Nigeria's Power Crisis Worsens as Generation Firms Demand Urgent Tariff Review Amid Gas Price Surge
Electricity generation companies in Nigeria, known as GenCos, are urgently calling on regulators to implement immediate tariff adjustments following the Federal Government's recent increase in domestic gas prices. Industry leaders warn that any delay in this process could deepen the financial strain across the already fragile power sector, potentially worsening the ongoing electricity supply crisis.
The Nigerian Midstream and Downstream Petroleum Regulatory Authority announced a hike in the price of natural gas supplied to power generation companies, a move that has sparked concerns about operational costs and market sustainability. GenCos argue that this increase must be quickly reflected in electricity tariffs to prevent further liquidity issues.

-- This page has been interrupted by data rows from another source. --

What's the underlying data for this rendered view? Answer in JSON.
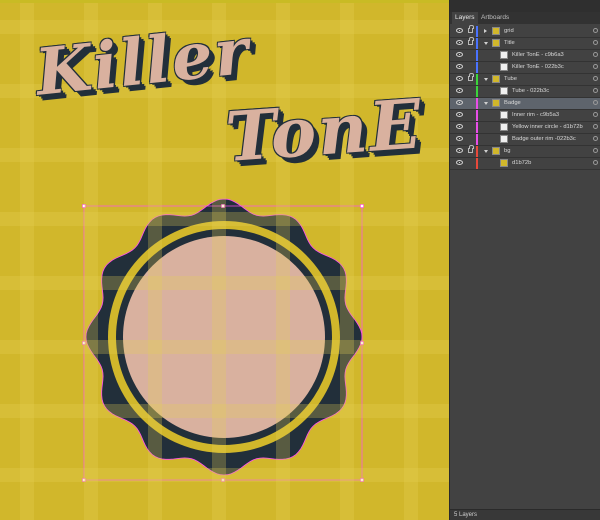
{
  "artboard": {
    "title_word1": "Killer",
    "title_word2": "TonE",
    "background_color": "#d1b72b",
    "title_color": "#d9b19f",
    "outline_color": "#222f3a",
    "grid_color": "#d9c23f",
    "selection_color": "#ff4df0"
  },
  "panel": {
    "tabs": [
      {
        "label": "Layers",
        "active": true
      },
      {
        "label": "Artboards",
        "active": false
      }
    ],
    "layers": [
      {
        "name": "grid",
        "depth": 0,
        "expanded": false,
        "locked": true,
        "color": "#4a73ff",
        "selected": false
      },
      {
        "name": "Title",
        "depth": 0,
        "expanded": true,
        "locked": true,
        "color": "#4a73ff",
        "selected": false
      },
      {
        "name": "Killer   TonE - c9b6a3",
        "depth": 1,
        "expanded": false,
        "locked": false,
        "color": "#4a73ff",
        "selected": false
      },
      {
        "name": "Killer   TonE - 022b3c",
        "depth": 1,
        "expanded": false,
        "locked": false,
        "color": "#4a73ff",
        "selected": false
      },
      {
        "name": "Tube",
        "depth": 0,
        "expanded": true,
        "locked": true,
        "color": "#3bd43b",
        "selected": false
      },
      {
        "name": "Tube - 022b3c",
        "depth": 1,
        "expanded": false,
        "locked": false,
        "color": "#3bd43b",
        "selected": false
      },
      {
        "name": "Badge",
        "depth": 0,
        "expanded": true,
        "locked": false,
        "color": "#e84ee8",
        "selected": true
      },
      {
        "name": "Inner rim - c9b5a3",
        "depth": 1,
        "expanded": false,
        "locked": false,
        "color": "#e84ee8",
        "selected": false
      },
      {
        "name": "Yellow inner circle - d1b72b",
        "depth": 1,
        "expanded": false,
        "locked": false,
        "color": "#e84ee8",
        "selected": false
      },
      {
        "name": "Badge outer rim -022b3c",
        "depth": 1,
        "expanded": false,
        "locked": false,
        "color": "#e84ee8",
        "selected": false
      },
      {
        "name": "bg",
        "depth": 0,
        "expanded": true,
        "locked": true,
        "color": "#e8493b",
        "selected": false
      },
      {
        "name": "d1b72b",
        "depth": 1,
        "expanded": false,
        "locked": false,
        "color": "#e8493b",
        "selected": false
      }
    ],
    "footer": "5 Layers"
  }
}
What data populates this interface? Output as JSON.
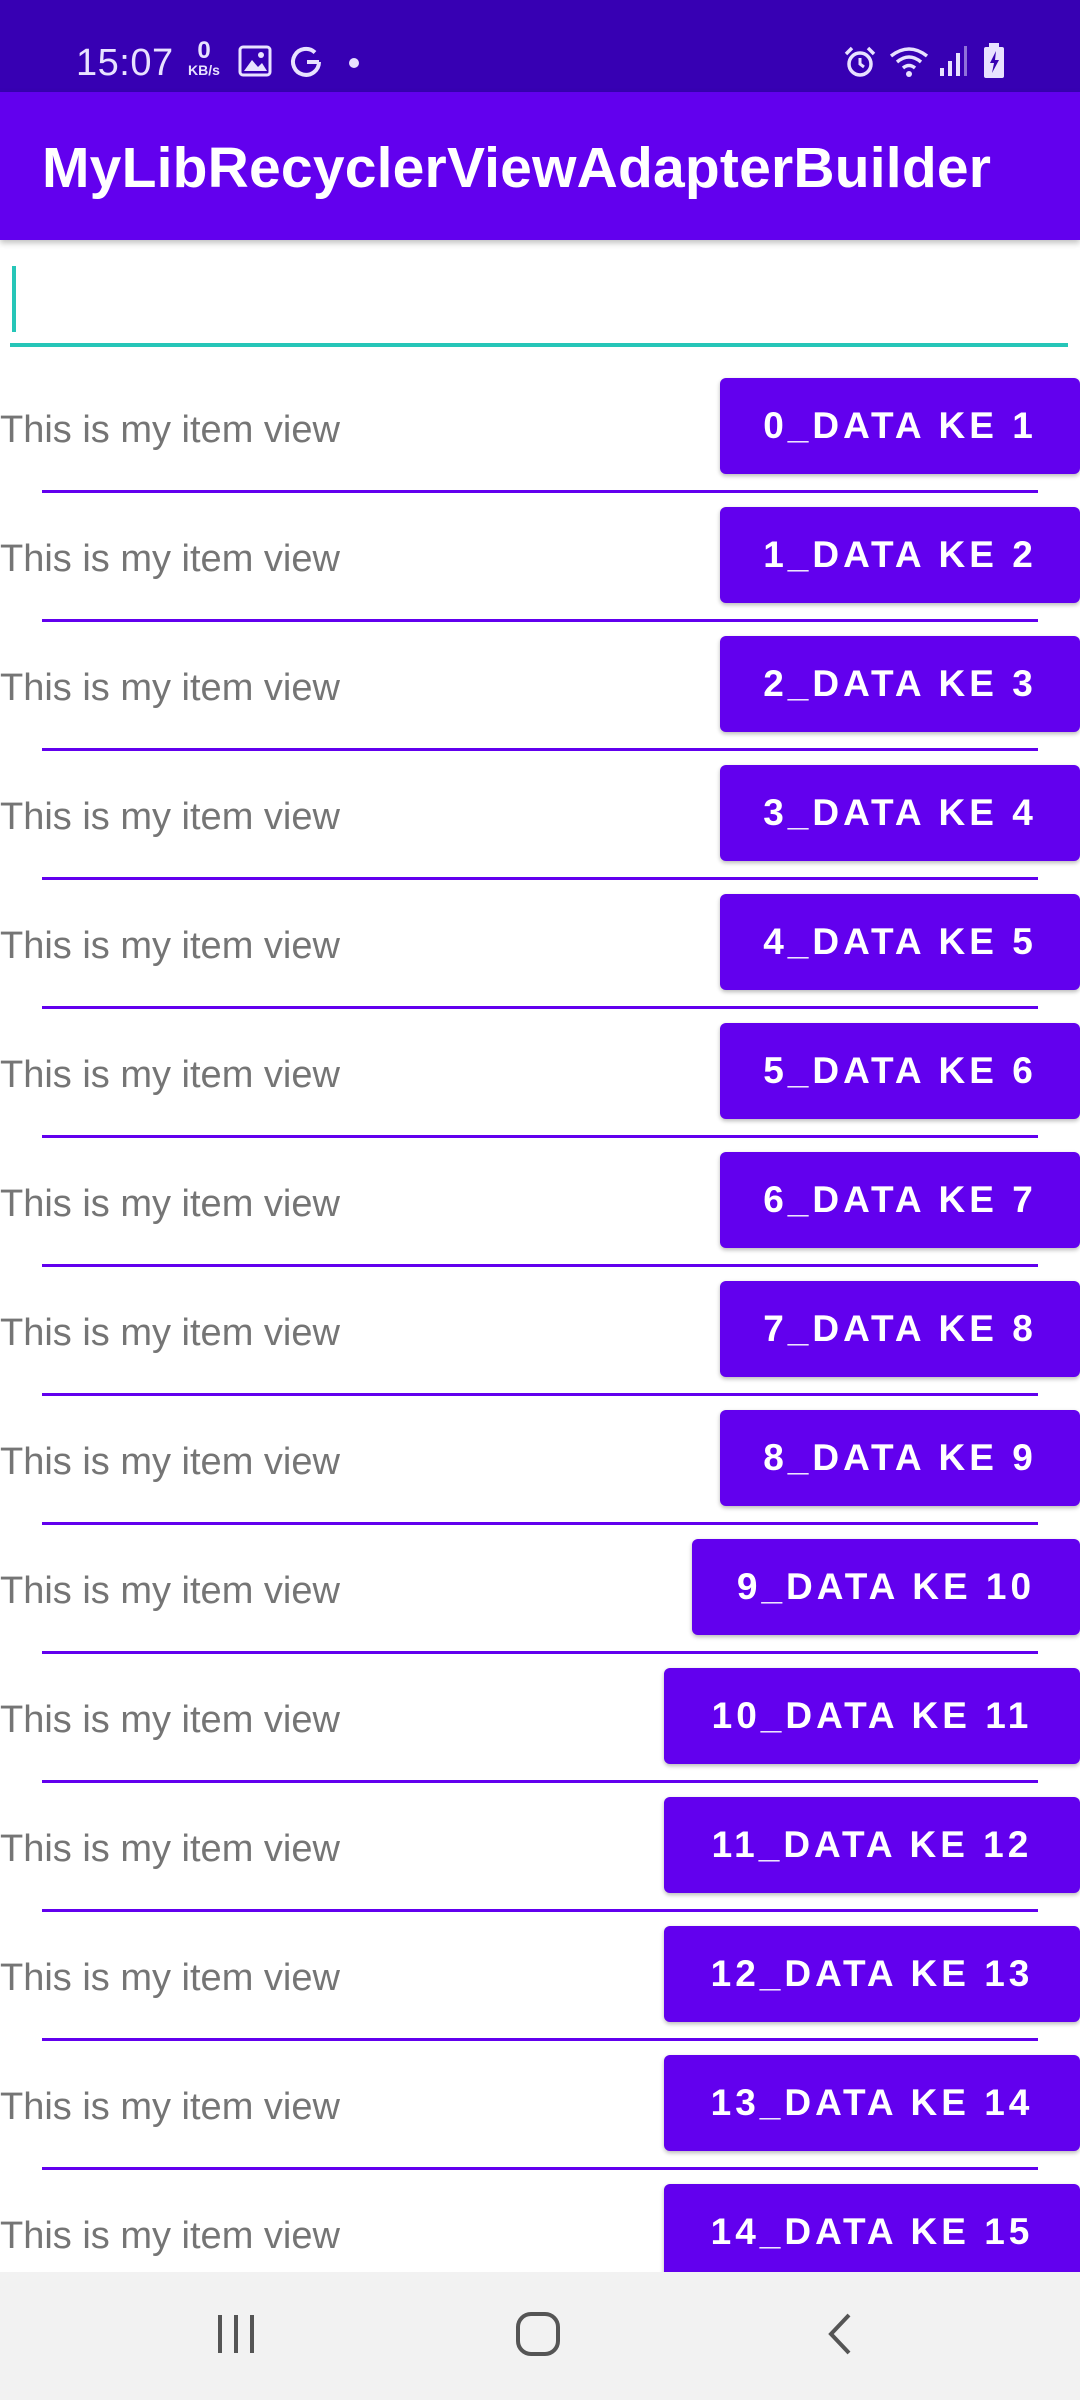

GenCos Emphasize Gas as a Pass-Through Cost
Joy Ogaji, Chief Executive Officer of the Association of Power Generation Companies, explained in an interview that operators are not opposed to the gas price hike itself. Instead, their primary concern is the slow response from the Nigerian Electricity Regulatory Commission in updating tariffs to align with the new cost structure.
Ogaji stated: "All we want is for NERC to acknowledge the new base price and input it into tariff calculations. There is now a clear difference between what we used to pay and the new price, and that gap must be recognised." She described gas as a "pass-through cost," meaning any increase should be transparently incorporated into tariff calculations to avoid creating a mismatch between production costs and approved rates.
Rising Gas Costs Likely to Drive Tariff Increases or Subsidy Burdens
Other energy sector stakeholders have echoed these concerns, warning that the ripple effects of higher gas prices are almost inevitable. Adetayo Adegbenle, Executive Director of PowerUp Nigeria, pointed out that since gas is the primary fuel for power generation, increased costs will ultimately lead to higher electricity tariffs or larger subsidy burdens for the government.
Adegbenle said: "Since the price of gas, which is the major fuel for GenCos, has increased, it is expected that electricity tariffs will also increase." He added that even if tariffs are not immediately revised, generation companies will still issue higher invoices, which could exacerbate existing market shortfalls and financial gaps.
Concerns Over Subsidies and Market Sustainability
Beyond immediate pricing issues, experts highlight deeper structural problems in Nigeria's electricity market. Adegbenle emphasized uncertainties around the government's ability to absorb financial shocks through subsidies, warning that rising costs could undermine plans to settle debts owed to gas suppliers and power producers.
He stressed the need for a fully deregulated, contract-based electricity market, arguing that the current system remains inefficient and unsustainable. Without decisive reforms and timely tariff adjustments, stakeholders fear the sector's liquidity crisis could escalate, further hampering electricity supply and reliability.
Government Efforts to Address Power Sector Debts
In related developments, the federal government has taken steps to address historic debts in the electricity sector. President Bola Tinubu approved a repayment plan to settle long-standing obligations, and the government raised N501 billion through bonds to clear electricity debts. These measures aim to restore confidence and unlock investments in the troubled power market, potentially improving service delivery for millions of customers.
However, industry observers caution that without concurrent tariff reforms to reflect rising gas costs, these financial interventions may not fully resolve the underlying liquidity challenges. The situation underscores the complex interplay between energy pricing, regulatory frameworks, and market stability in Nigeria's power sector.